This short post is part of my "Grains of SEO Gold" series covering basic SEO topics and how to apply them.
Today's SEO Topic: Meta Robots Tag
During a recent website review
, I illustrated how duplicate content could be created on your website when using the services from an agency that specializes in creating websites for retail jewelry stores.
Specialty marketing agencies exist in every vertical market (ones to do with goods and services specific to an industry). It's a wise business model for an agency to focus their efforts in a single market so they can become specialists. That's how I got involved in the jewelry industry in 2003, and I've been focused in it ever since.
The benefit of a specialty agency is that you can use the same techniques for multiple customers as long as the customers are not in nearby geographic markets. Otherwise, it's unethical to sell the same services to two jewelers who would then be competing with one another.
Someone is bound to lose, and both customers will complain once they figure out what the agency is doing.
Geographic markets are one thing, but the internet is something entirely different. Every website has the potential to be a competitor with every other website. Google will rank any website with the best search engine optimization, the best content, and the best usability above someone else selling the same products... and it really doesn't matter where those businesses are geographically located.
Google doesn't like it when more than 1 website has exactly the same information on it. This is called duplicate content and they've engineered ways to filter websites out of the search results when duplicate content is detected.
What many retail jewelers don't realize is that the specialty agencies freely distribute the exact same information to every one of their jewelry customers. This identical information includes product photos, product descriptions, and all the jewelry education pages like the 4Cs of Diamonds.
It's likely that Google will view this identical information as duplicate content stolen from another website and they will penalize your website ranking in the search results.
You might think that the simple solution is to delete this educational content from your website, but that isn't helpful for your customers. Truthfully, your customers do want to see those educational jewelry pages, but they probably won't be searching Google for it to begin with.
Instead of deleting the pages, you could tell Google not to read them or to include them as part of your ranking factors. This is done by including the Meta Robots tag in the header of those educational pages.
Many content management systems will include this version of the Robots tag by default:
<meta name="robots" content="All" />
That Robots tag tells Google that they are allowed to read the entire page and follow all the hyperlinks on that page.

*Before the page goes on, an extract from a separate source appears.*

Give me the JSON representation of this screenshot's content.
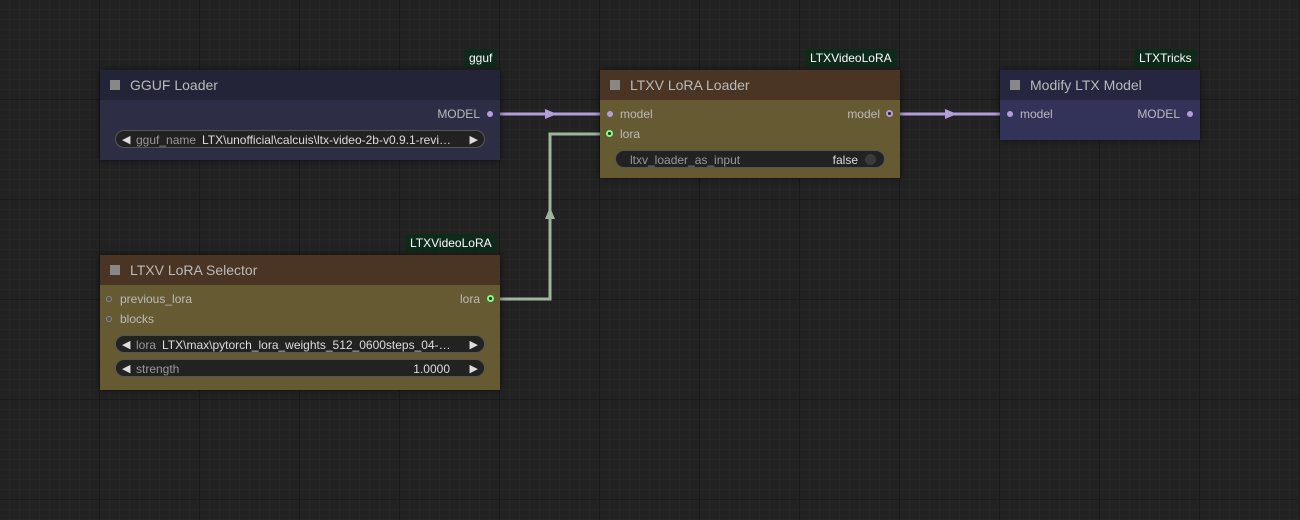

This is another alternative version of the "All" directive:
<meta name="robots" content="index,follow" />
But when it comes time to request that Google ignore a page you would want to use this version of the directive:
<meta name="robots" content="noindex,nofollow" />
The "noindex" is the magic key. That directive tells Google to ignore the content on the page. You won't rank for it, and you won't get penalized for duplicate content either.
Those of you using templates systems from one of the jewelry website agencies should follow these directions and change all your education pages so Google doesn't eventually penalize you for duplicate content. In fact, it's quite likely that the Panda filter has already penalized you, in which case you will see a positive turn in your ranking sometime in the future after the next Panda update.